I stumbled across an NBC News report on medical debt that is remarkable in what it leaves out. Follow this link for the report.
The story mentions that Americans are saddled with $220 billion in medical debt and that it’s the leading cause of personal bankruptcy in America. Fourteen million Americans carry at least $1000 in medical debt. The story focuses on one man who had to put a lien on his house due to medical bills associated with the death of his wife from breast cancer. He now owes an additional $6000 due to his own struggle with prostate cancer. And this man had private health insurance.
The story cites how the Biden administration is working to remove medical debt from credit reports so that more people can qualify for loans, but note that nothing is being done to reduce or discharge the debt itself. Is it sensible for someone struggling with medical debt to encourage them to apply for a home mortgage or a car loan, which would drive them even deeper into debt?

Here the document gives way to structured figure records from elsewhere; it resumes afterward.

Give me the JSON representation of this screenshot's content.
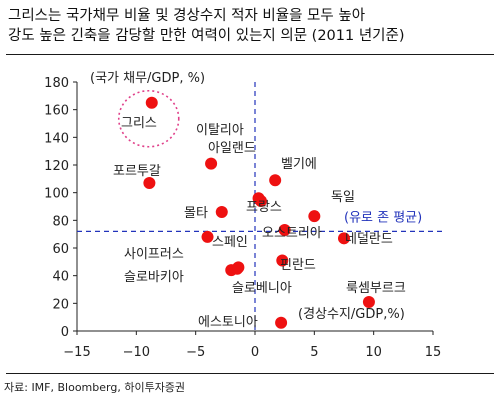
{
  "title": {
    "line1": "그리스는 국가채무 비율 및 경상수지 적자 비율을 모두 높아",
    "line2": "강도 높은 긴축을 감당할 만한 여력이 있는지 의문 (2011 년기준)"
  },
  "source": "자료: IMF, Bloomberg, 하이투자증권",
  "chart_data": {
    "type": "scatter",
    "ylabel": "(국가 채무/GDP, %)",
    "xlabel": "(경상수지/GDP,%)",
    "xlim": [
      -15,
      15
    ],
    "ylim": [
      0,
      180
    ],
    "xticks": [
      -15,
      -10,
      -5,
      0,
      5,
      10,
      15
    ],
    "yticks": [
      0,
      20,
      40,
      60,
      80,
      100,
      120,
      140,
      160,
      180
    ],
    "reference_lines": {
      "x": 0,
      "y": 72,
      "label": "(유로 존 평균)"
    },
    "points": [
      {
        "name": "그리스",
        "x": -8.7,
        "y": 165,
        "highlight": true
      },
      {
        "name": "이탈리아",
        "x": -3.7,
        "y": 121
      },
      {
        "name": "포르투갈",
        "x": -8.9,
        "y": 107
      },
      {
        "name": "아일랜드",
        "x": 1.7,
        "y": 109
      },
      {
        "name": "벨기에",
        "x": 0.3,
        "y": 96
      },
      {
        "name": "독일",
        "x": 5.0,
        "y": 83
      },
      {
        "name": "몰타",
        "x": -2.8,
        "y": 86
      },
      {
        "name": "프랑스",
        "x": 0.5,
        "y": 94
      },
      {
        "name": "오스트리아",
        "x": 2.5,
        "y": 73
      },
      {
        "name": "네덜란드",
        "x": 7.5,
        "y": 67
      },
      {
        "name": "사이프러스",
        "x": -4.0,
        "y": 68
      },
      {
        "name": "스페인",
        "x": -1.5,
        "y": 45
      },
      {
        "name": "슬로바키아",
        "x": -2.0,
        "y": 44
      },
      {
        "name": "핀란드",
        "x": 2.3,
        "y": 51
      },
      {
        "name": "슬로베니아",
        "x": -1.4,
        "y": 46
      },
      {
        "name": "룩셈부르크",
        "x": 9.6,
        "y": 21
      },
      {
        "name": "에스토니아",
        "x": 2.2,
        "y": 6
      }
    ],
    "colors": {
      "point": "#ee1111",
      "reference_line": "#2233bb",
      "highlight_circle": "#e0408a"
    }
  }
}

Anyhow, it won’t surprise you to learn what NBC fails to mention in its report. Debt forgiveness goes unmentioned. A public option for health insurance goes unmentioned. Most of all, a single-payer health care option like Medicare for All goes unmentioned. And of course there’s no mention that medical debt doesn’t plague people in France, or Germany, or New Zealand, or Japan since those countries have national health care plans funded by taxpayers and run fairly well by the governments of those countries.
NBC reports the problem of medical debt without offering any solution. This isn’t surprising, since some of NBC’s biggest advertisers are private health insurers and pharmaceutical companies.

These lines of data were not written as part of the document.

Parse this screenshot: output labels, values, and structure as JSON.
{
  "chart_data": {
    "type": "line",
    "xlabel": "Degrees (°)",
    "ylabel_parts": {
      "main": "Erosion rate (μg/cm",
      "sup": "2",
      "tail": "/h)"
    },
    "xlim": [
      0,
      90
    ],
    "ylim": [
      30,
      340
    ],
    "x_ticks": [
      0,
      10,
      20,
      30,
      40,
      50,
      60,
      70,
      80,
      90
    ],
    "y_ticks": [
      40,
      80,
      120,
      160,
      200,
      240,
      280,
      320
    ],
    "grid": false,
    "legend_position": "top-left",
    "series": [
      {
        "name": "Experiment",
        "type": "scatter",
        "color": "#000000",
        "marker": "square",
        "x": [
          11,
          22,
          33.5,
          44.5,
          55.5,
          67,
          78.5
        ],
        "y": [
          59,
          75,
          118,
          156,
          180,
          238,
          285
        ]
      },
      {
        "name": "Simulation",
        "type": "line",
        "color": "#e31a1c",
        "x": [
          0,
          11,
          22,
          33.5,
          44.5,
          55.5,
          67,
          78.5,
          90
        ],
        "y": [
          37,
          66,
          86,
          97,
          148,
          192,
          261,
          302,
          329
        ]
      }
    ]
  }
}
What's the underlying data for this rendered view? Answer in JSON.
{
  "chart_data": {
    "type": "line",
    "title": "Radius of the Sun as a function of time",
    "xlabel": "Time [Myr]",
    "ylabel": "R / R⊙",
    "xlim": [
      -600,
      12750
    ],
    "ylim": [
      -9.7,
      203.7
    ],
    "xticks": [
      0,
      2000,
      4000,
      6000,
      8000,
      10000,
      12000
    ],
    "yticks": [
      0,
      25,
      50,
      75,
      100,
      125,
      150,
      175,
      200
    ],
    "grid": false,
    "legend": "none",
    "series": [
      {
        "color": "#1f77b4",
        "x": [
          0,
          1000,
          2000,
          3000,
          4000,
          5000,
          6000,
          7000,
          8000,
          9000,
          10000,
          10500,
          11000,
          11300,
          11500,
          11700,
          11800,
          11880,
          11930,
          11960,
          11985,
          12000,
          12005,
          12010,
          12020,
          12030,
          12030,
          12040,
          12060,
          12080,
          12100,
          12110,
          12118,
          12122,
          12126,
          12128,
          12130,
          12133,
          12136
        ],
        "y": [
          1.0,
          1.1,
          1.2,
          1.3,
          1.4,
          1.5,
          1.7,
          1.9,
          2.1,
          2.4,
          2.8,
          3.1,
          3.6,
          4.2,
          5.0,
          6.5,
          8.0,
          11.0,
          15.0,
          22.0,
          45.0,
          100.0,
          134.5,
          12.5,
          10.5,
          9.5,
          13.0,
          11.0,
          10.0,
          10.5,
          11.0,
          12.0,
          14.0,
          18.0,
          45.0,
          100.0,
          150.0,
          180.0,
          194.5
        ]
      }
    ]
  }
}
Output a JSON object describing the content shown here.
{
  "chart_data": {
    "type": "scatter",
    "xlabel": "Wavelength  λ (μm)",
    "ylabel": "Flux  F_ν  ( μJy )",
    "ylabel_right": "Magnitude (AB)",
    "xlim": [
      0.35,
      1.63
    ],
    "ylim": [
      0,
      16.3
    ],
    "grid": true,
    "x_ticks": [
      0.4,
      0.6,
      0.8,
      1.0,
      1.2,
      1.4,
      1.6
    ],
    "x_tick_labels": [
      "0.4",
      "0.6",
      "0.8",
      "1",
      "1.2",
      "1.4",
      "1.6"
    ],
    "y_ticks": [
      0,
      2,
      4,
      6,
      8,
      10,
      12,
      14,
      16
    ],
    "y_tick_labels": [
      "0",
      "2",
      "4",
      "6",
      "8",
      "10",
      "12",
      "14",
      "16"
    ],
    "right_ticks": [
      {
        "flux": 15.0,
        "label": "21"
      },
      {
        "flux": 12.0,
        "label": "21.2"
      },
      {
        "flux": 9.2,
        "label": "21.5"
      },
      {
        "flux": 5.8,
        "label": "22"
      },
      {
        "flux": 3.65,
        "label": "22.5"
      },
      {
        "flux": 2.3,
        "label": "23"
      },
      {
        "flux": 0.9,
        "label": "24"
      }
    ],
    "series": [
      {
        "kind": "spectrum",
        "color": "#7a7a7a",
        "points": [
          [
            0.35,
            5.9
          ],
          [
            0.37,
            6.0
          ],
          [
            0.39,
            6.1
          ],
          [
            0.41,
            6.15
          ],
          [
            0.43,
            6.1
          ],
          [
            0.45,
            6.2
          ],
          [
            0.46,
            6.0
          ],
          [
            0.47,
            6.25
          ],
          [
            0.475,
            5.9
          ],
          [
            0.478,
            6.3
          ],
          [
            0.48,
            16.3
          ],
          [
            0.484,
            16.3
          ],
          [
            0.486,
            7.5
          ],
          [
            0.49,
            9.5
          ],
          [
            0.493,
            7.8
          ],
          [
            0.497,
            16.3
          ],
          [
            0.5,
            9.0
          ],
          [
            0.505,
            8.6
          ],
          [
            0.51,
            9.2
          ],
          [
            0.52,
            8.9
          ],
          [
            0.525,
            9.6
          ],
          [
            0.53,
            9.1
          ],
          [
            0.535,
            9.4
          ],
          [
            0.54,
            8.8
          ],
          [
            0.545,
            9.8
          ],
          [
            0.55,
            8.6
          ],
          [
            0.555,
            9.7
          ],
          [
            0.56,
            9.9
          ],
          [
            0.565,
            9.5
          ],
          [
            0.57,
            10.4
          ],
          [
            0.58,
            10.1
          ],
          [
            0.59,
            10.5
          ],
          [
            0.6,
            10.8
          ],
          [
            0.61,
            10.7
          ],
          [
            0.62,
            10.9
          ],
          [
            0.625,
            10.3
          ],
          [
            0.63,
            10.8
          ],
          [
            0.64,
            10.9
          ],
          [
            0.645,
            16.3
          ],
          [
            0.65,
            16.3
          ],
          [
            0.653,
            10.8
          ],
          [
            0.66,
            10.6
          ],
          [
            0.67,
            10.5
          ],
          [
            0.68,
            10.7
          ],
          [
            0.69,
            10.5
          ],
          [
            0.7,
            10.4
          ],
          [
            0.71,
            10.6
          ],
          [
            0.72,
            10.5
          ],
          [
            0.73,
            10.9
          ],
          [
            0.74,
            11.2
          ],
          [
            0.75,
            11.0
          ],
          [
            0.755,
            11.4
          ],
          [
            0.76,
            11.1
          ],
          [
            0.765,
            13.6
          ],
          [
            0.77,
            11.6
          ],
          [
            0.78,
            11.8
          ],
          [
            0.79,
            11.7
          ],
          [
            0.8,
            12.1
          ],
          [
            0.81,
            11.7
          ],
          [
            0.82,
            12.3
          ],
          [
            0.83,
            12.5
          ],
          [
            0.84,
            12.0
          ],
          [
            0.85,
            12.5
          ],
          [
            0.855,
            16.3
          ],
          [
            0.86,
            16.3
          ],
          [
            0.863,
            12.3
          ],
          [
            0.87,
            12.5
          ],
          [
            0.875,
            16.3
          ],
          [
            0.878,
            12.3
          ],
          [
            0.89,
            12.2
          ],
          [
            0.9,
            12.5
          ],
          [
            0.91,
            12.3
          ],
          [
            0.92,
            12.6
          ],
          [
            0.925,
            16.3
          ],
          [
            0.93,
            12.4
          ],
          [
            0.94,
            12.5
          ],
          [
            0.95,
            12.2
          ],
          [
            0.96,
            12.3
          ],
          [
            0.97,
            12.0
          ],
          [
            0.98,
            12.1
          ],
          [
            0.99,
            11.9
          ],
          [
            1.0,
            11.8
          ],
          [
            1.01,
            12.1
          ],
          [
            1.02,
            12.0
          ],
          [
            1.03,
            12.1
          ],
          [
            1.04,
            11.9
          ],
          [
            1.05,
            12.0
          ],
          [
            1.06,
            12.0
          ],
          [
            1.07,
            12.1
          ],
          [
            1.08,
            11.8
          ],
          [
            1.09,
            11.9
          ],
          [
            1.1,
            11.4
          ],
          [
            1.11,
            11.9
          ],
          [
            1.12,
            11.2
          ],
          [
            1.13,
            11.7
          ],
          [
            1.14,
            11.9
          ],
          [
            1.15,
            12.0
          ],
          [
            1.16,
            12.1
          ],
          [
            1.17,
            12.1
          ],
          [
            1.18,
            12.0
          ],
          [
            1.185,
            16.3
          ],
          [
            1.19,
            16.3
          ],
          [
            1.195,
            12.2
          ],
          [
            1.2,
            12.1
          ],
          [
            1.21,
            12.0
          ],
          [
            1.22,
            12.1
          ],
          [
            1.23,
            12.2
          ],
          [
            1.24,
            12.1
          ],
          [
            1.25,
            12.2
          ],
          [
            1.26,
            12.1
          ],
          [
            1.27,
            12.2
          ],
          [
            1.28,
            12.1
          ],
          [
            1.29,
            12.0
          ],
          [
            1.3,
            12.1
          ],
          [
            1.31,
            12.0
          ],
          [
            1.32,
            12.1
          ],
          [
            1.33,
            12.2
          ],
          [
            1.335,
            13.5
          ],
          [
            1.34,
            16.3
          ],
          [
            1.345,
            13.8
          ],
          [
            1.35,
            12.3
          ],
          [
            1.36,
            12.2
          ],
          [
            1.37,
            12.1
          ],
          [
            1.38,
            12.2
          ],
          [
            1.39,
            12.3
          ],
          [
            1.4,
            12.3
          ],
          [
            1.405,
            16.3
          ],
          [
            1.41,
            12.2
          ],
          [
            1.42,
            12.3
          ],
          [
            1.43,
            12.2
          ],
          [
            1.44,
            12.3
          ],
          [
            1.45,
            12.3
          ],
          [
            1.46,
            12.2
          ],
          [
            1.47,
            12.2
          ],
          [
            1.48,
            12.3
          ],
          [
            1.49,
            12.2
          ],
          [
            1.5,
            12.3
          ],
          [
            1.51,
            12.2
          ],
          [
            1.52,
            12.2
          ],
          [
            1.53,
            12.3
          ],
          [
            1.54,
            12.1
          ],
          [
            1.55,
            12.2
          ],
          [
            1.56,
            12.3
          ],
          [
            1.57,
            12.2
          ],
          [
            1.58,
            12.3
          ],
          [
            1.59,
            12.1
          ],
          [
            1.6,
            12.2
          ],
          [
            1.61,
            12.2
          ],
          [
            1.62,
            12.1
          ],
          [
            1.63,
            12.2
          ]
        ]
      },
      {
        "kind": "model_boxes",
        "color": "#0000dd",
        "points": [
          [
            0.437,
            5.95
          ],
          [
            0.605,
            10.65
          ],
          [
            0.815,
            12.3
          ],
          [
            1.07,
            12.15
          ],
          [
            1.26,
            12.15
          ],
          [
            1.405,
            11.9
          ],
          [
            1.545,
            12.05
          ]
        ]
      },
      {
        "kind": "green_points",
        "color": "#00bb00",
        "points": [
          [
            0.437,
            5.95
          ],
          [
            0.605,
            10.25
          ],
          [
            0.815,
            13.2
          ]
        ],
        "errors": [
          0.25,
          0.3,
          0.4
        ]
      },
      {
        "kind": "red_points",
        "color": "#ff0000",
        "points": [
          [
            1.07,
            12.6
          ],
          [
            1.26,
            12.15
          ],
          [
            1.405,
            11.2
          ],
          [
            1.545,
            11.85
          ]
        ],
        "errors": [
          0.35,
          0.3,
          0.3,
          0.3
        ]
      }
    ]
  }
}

What will President Kamala Harris do? Probably nothing. She’s already professed her faith in private health insurers. What will President Donald Trump do? Who knows what, since the MAGA Republicans seem determined to overthrow the Affordable Care Act, better known as Obamacare, without having a viable plan of their own.

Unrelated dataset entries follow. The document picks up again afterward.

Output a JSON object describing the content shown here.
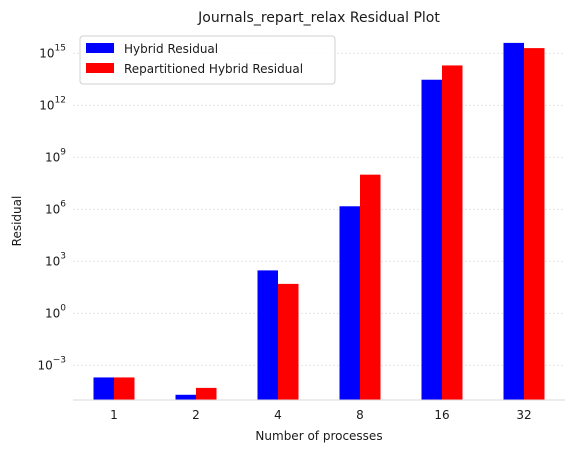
{
  "chart_data": {
    "type": "bar",
    "title": "Journals_repart_relax Residual Plot",
    "xlabel": "Number of processes",
    "ylabel": "Residual",
    "yscale": "log",
    "ylim": [
      1e-05,
      1e+16
    ],
    "grid": "y-major, dotted, light",
    "legend_position": "top-left",
    "categories": [
      "1",
      "2",
      "4",
      "8",
      "16",
      "32"
    ],
    "y_ticks": [
      {
        "value": 0.001,
        "mantissa": "10",
        "exp": "−3"
      },
      {
        "value": 1,
        "mantissa": "10",
        "exp": "0"
      },
      {
        "value": 1000,
        "mantissa": "10",
        "exp": "3"
      },
      {
        "value": 1000000,
        "mantissa": "10",
        "exp": "6"
      },
      {
        "value": 1000000000,
        "mantissa": "10",
        "exp": "9"
      },
      {
        "value": 1000000000000,
        "mantissa": "10",
        "exp": "12"
      },
      {
        "value": 1000000000000000,
        "mantissa": "10",
        "exp": "15"
      }
    ],
    "series": [
      {
        "name": "Hybrid Residual",
        "color": "#0000ff",
        "values": [
          0.0002,
          2e-05,
          300,
          1500000,
          30000000000000,
          4000000000000000
        ]
      },
      {
        "name": "Repartitioned Hybrid Residual",
        "color": "#ff0000",
        "values": [
          0.0002,
          5e-05,
          50,
          100000000,
          200000000000000,
          2000000000000000
        ]
      }
    ]
  }
}
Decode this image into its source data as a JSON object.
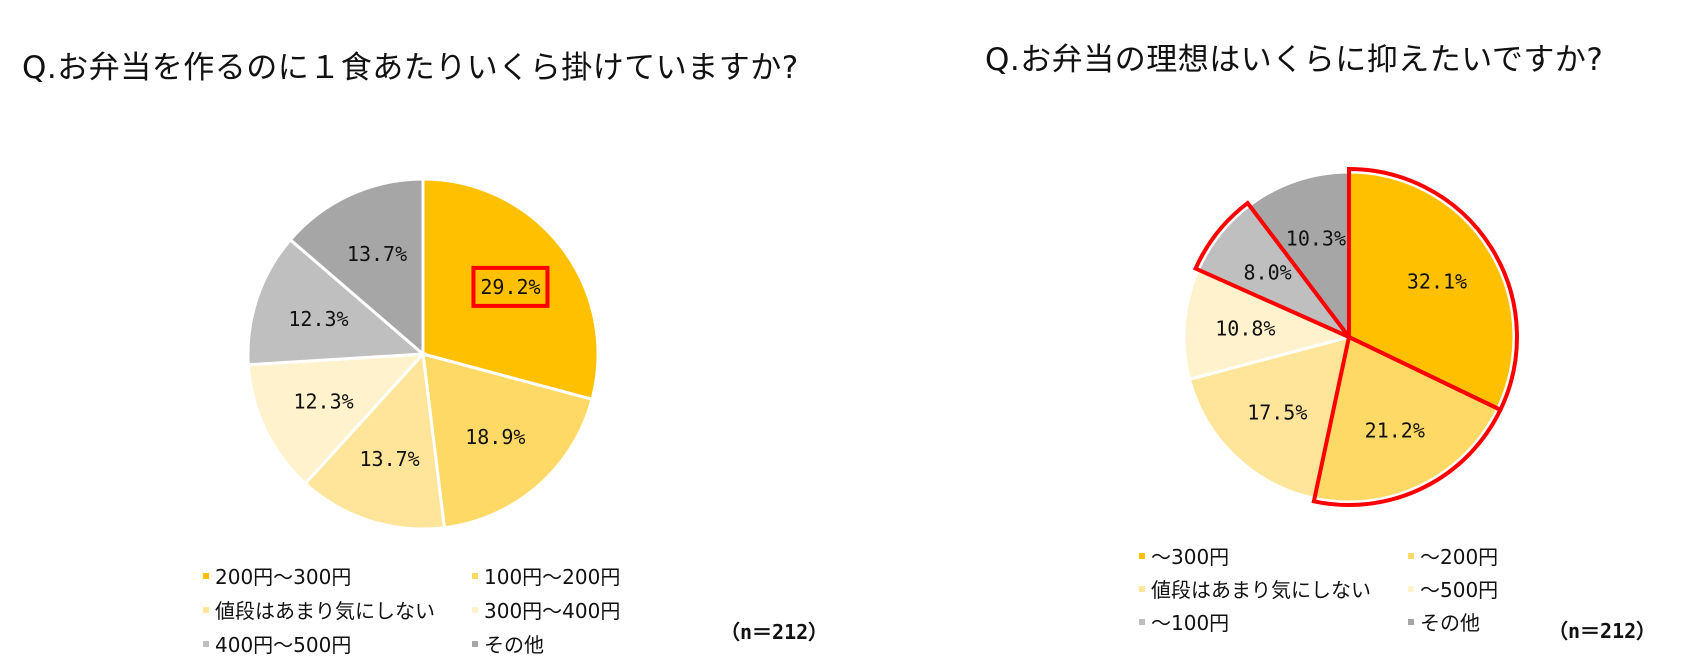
{
  "chart_data": [
    {
      "type": "pie",
      "title": "Q.お弁当を作るのに１食あたりいくら掛けていますか?",
      "n_label": "（n＝212）",
      "highlighted_label": "29.2%",
      "slices": [
        {
          "name": "200円～300円",
          "value": 29.2,
          "label": "29.2%",
          "color": "#FFC000"
        },
        {
          "name": "100円～200円",
          "value": 18.9,
          "label": "18.9%",
          "color": "#FFD966"
        },
        {
          "name": "値段はあまり気にしない",
          "value": 13.7,
          "label": "13.7%",
          "color": "#FFE599"
        },
        {
          "name": "300円～400円",
          "value": 12.3,
          "label": "12.3%",
          "color": "#FFF2CC"
        },
        {
          "name": "400円～500円",
          "value": 12.3,
          "label": "12.3%",
          "color": "#BFBFBF"
        },
        {
          "name": "その他",
          "value": 13.7,
          "label": "13.7%",
          "color": "#A6A6A6"
        }
      ]
    },
    {
      "type": "pie",
      "title": "Q.お弁当の理想はいくらに抑えたいですか?",
      "n_label": "（n＝212）",
      "highlighted_slices": [
        "～300円",
        "～200円",
        "～100円"
      ],
      "slices": [
        {
          "name": "～300円",
          "value": 32.1,
          "label": "32.1%",
          "color": "#FFC000"
        },
        {
          "name": "～200円",
          "value": 21.2,
          "label": "21.2%",
          "color": "#FFD966"
        },
        {
          "name": "値段はあまり気にしない",
          "value": 17.5,
          "label": "17.5%",
          "color": "#FFE599"
        },
        {
          "name": "～500円",
          "value": 10.8,
          "label": "10.8%",
          "color": "#FFF2CC"
        },
        {
          "name": "～100円",
          "value": 8.0,
          "label": "8.0%",
          "color": "#BFBFBF"
        },
        {
          "name": "その他",
          "value": 10.3,
          "label": "10.3%",
          "color": "#A6A6A6"
        }
      ]
    }
  ],
  "highlight_color": "#FF0000"
}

This story may be apocryphal, but I remember reading that when Trump was trying to repeal Obamacare, he turned to his advisers and allegedly asked whether he could simply replace it with Medicare for All. His advisers, aghast, said no, of course not, and Trump dropped the idea. The story could be true, because I don’t think Trump cares about health care. He just wanted to repeal Obamacare and otherwise make the problem go away.
Meanwhile, Americans struggle with medical debt even as personal credit card debt sits at roughly $1.14 trillion, serviced by interest rates that average roughly 23%. I saw recently that the biggest money maker for airlines is not their flights but their credit cards. They get you hooked by offering “rewards” and “bonus miles” for every dollar that you spend on their cards, knowing that most people don’t pay their credit card balances in full each month. 23% (and higher) interest rates is a money-making machine for credit card companies and banks, and apparently for the airlines too.
Perhaps it’s worth a reminder that before he became president, Joe Biden, the Senator from Delaware, was better known as the senator for the credit card and banking industry. Delaware, as this GQ article shows, is well known as a corporate tax haven. Say it ain’t so, Joe!
A colleague had this as a bumper sticker, circa 2005: "Our national health care plan: don't get sick"
Nothing has changed in 20 years.
There is plenty of money to build lavish (for profit) facilities and to pay their doctors and administrators seven-figure salaries. Yet the elephant in the room is chronic disease which makes this whole thing a house of cards. Even with Medicare for All, which I fully endorse, it cannot be self sustaining until we stop the pill for every problem (and potential problem) that treats rather than prevents. How unsurprised I am that Biden's solution is to be sure the broke can go deeper in debt. Geniuses abound.